PROS: Physicians have the best knowledge regarding the use of resources in a particular case. They are responsible for expending resources in a manner that benefits the patient's health. They interact with the patient and are exposed to the patient's concerns and anxieties. A large part of medical expenditures is the direct result of uncertainty reagarding the patient's care. The physician alone is charged with accommodating this uncertainty.
CONS: The present system imposes a multiplicity of conflicts of interests. The physicians financial interests sometimes enters into medical decision-making; the spectre of medical liability results in the waste of resources under the guise of "defensive medicine." Regulatory requirements, hospital medical staff rules, insurance panels, unreasonable family members of patients, and dwindling reimbursements all compete for the physician's decision-making attention.

4.) The government. The government brings two things to the financing of healthcare: coersion and other people's money.
PROS: They government can limit costs by diktat. It can force physicians, with criminal penalties if necessary, to conform to the ideologies and pet theories of the bureaucrats in charge of the system. It can confiscate property and money to pay for services.
CONS: Efficiency suffers whenever any system must simultaneously accommodate multiple competing interests. The government is far and away the institution most subject to this effect, and consequently will be the least efficient steward of healthcare services. This is a main reason why the government will have to ration, why waiting times will soar, why care will suffer, and why choices will diminish. The government will only be able to accommodate "good enough" care. Furthermore, the government may coerce people, but it cannot coerce the outcomes of the immutable forces that affect the production of goods and services. A fair market contains an intrinsic optimizing feature: competition. A prescriptive government defauting to command economy methods will eventually respond only to political concerns rather than individual patient care concerns. And obviously, the smartest people will not be running healthcare with the government in charge.
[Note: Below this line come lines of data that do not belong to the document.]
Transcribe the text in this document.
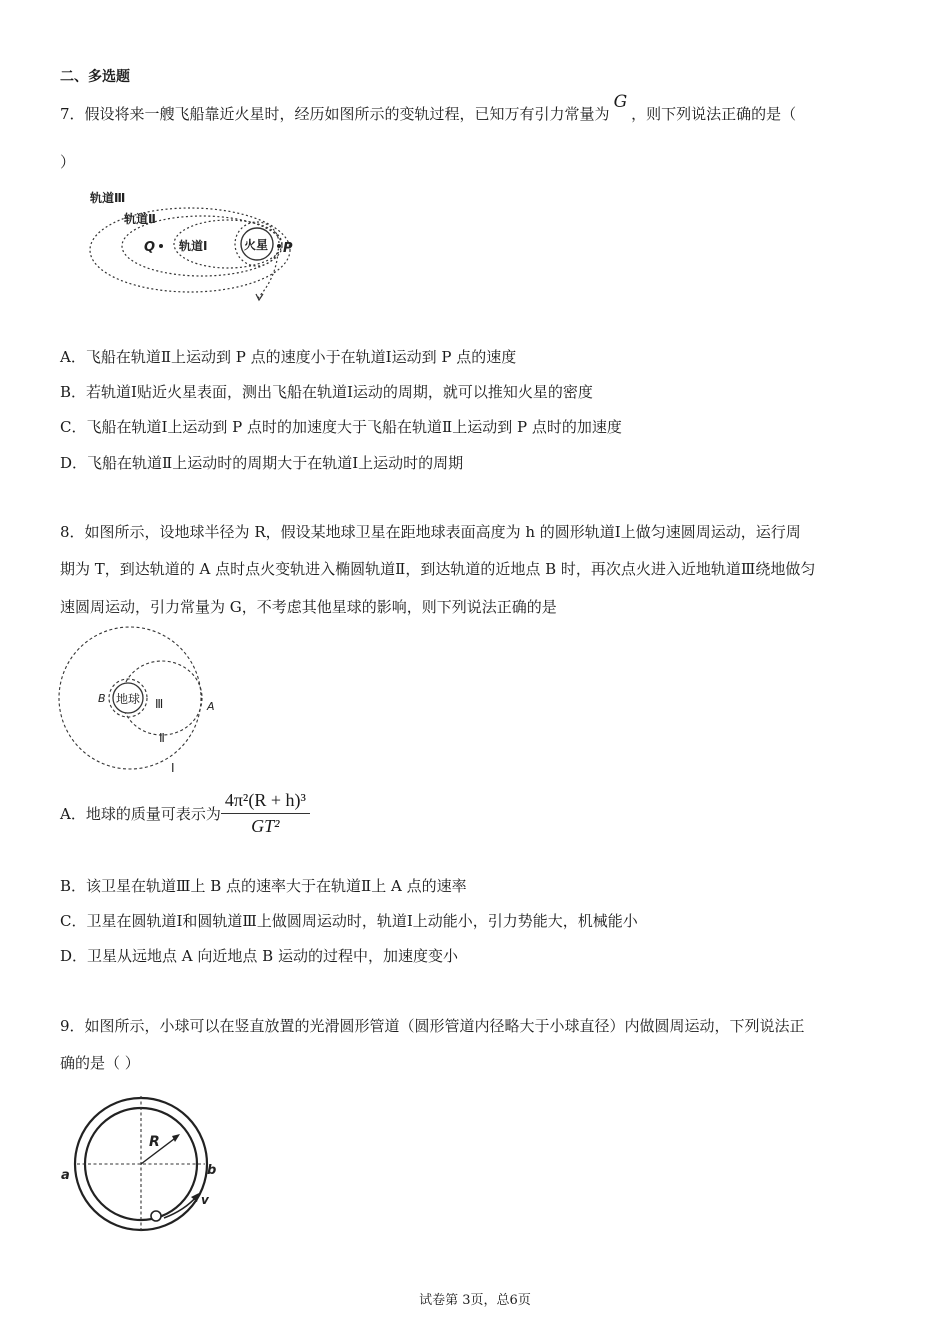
二、多选题
7．假设将来一艘飞船靠近火星时，经历如图所示的变轨过程，已知万有引力常量为G，则下列说法正确的是（
）
轨道Ⅲ
轨道Ⅱ
轨道Ⅰ	火星
Q	P
A．飞船在轨道Ⅱ上运动到 P 点的速度小于在轨道Ⅰ运动到 P 点的速度
B．若轨道Ⅰ贴近火星表面，测出飞船在轨道Ⅰ运动的周期，就可以推知火星的密度
C．飞船在轨道Ⅰ上运动到 P 点时的加速度大于飞船在轨道Ⅱ上运动到 P 点时的加速度
D．飞船在轨道Ⅱ上运动时的周期大于在轨道Ⅰ上运动时的周期
8．如图所示，设地球半径为 R，假设某地球卫星在距地球表面高度为 h 的圆形轨道Ⅰ上做匀速圆周运动，运行周
期为 T，到达轨道的 A 点时点火变轨进入椭圆轨道Ⅱ，到达轨道的近地点 B 时，再次点火进入近地轨道Ⅲ绕地做匀
速圆周运动，引力常量为 G，不考虑其他星球的影响，则下列说法正确的是
地球
B
A
Ⅲ
Ⅱ
Ⅰ
A．地球的质量可表示为 $\frac{\text{4π²(R + h)³}}{\text{GT²}}$
B．该卫星在轨道Ⅲ上 B 点的速率大于在轨道Ⅱ上 A 点的速率
C．卫星在圆轨道Ⅰ和圆轨道Ⅲ上做圆周运动时，轨道Ⅰ上动能小，引力势能大，机械能小
D．卫星从远地点 A 向近地点 B 运动的过程中，加速度变小
9．如图所示，小球可以在竖直放置的光滑圆形管道（圆形管道内径略大于小球直径）内做圆周运动，下列说法正
确的是（ ）
R
a	b
v
试卷第 3页，总6页
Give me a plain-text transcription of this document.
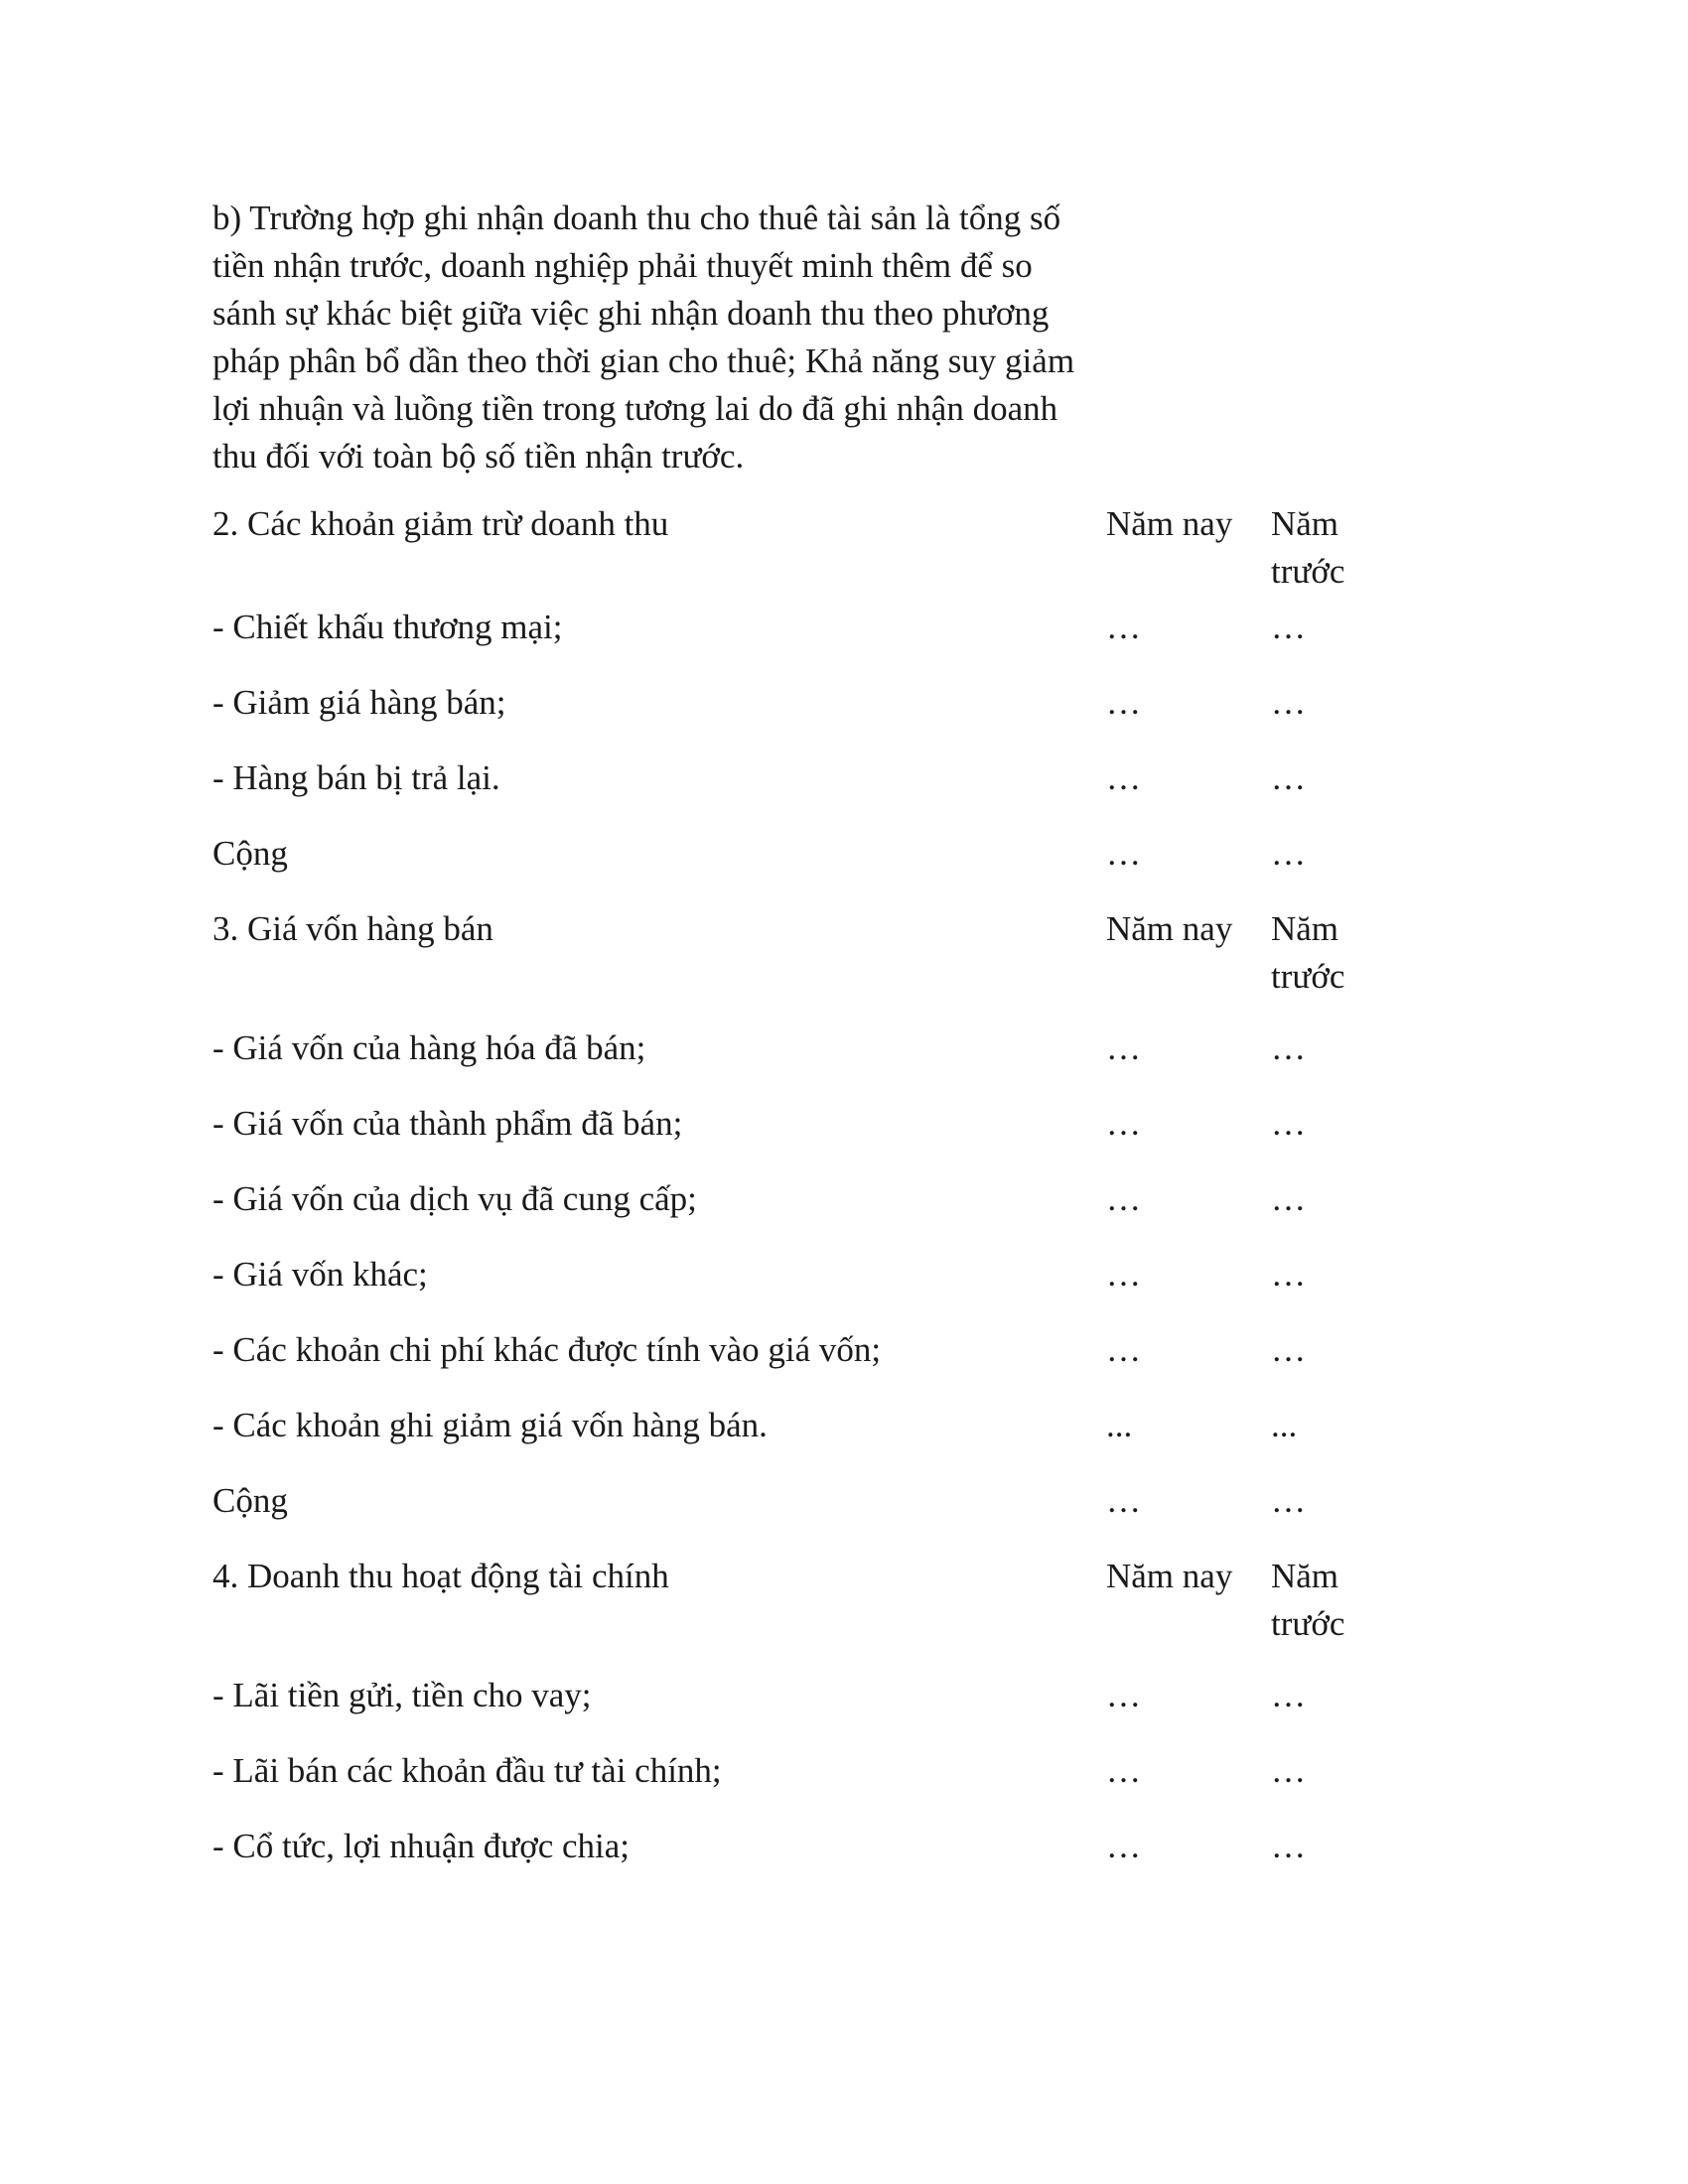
b) Trường hợp ghi nhận doanh thu cho thuê tài sản là tổng số tiền nhận trước, doanh nghiệp phải thuyết minh thêm để so sánh sự khác biệt giữa việc ghi nhận doanh thu theo phương pháp phân bổ dần theo thời gian cho thuê; Khả năng suy giảm lợi nhuận và luồng tiền trong tương lai do đã ghi nhận doanh thu đối với toàn bộ số tiền nhận trước.

2. Các khoản giảm trừ doanh thu	Năm nay	Năm trước
- Chiết khấu thương mại;	…	…
- Giảm giá hàng bán;	…	…
- Hàng bán bị trả lại.	…	…
Cộng	…	…
3. Giá vốn hàng bán	Năm nay	Năm trước
- Giá vốn của hàng hóa đã bán;	…	…
- Giá vốn của thành phẩm đã bán;	…	…
- Giá vốn của dịch vụ đã cung cấp;	…	…
- Giá vốn khác;	…	…
- Các khoản chi phí khác được tính vào giá vốn;	…	…
- Các khoản ghi giảm giá vốn hàng bán.	...	...
Cộng	…	…
4. Doanh thu hoạt động tài chính	Năm nay	Năm trước
- Lãi tiền gửi, tiền cho vay;	…	…
- Lãi bán các khoản đầu tư tài chính;	…	…
- Cổ tức, lợi nhuận được chia;	…	…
Taken together, the reforms most useful to the American healthcare system will: exclude the government from running anything; limit the conflicts of interests imposed on physicians, especially the tort liability system and mindless "guidelines" drafted by remote functionaries; allow the insurance industry to compete on the basis of efficiency and the values and preferences of their insureds, rather than the ideologies and parochial vanities of policy-makers; and allow patients to find those insurers that will help them get the services that they need and value in the most efficient ways possible.

Monday, June 01, 2009

MORE AXIOMS

8. There is no way to change the way that heathcare is financed without changing the way that medicine is practiced.

9. In order to slow the rate of increase of healthcare expenditures, it is necessary to increase efficiency. Efficiency is promoted by focus and degraded by attempts to accommodate multiple competing interests. For example, efficicency and cost effectiveness is impeded by HIPPA compliance. This is not to say that there may not be some independent argument validating HIPPA regulations, but it must be recognized that these regulations breed inefficiency and its associated costs. The more interests that are accommodated in the healthcare system, e.g. cost-effectiveness, access, liability for adverse outcomes, shorter waiting times, availability of imaging studies, the more that efficiency will decline.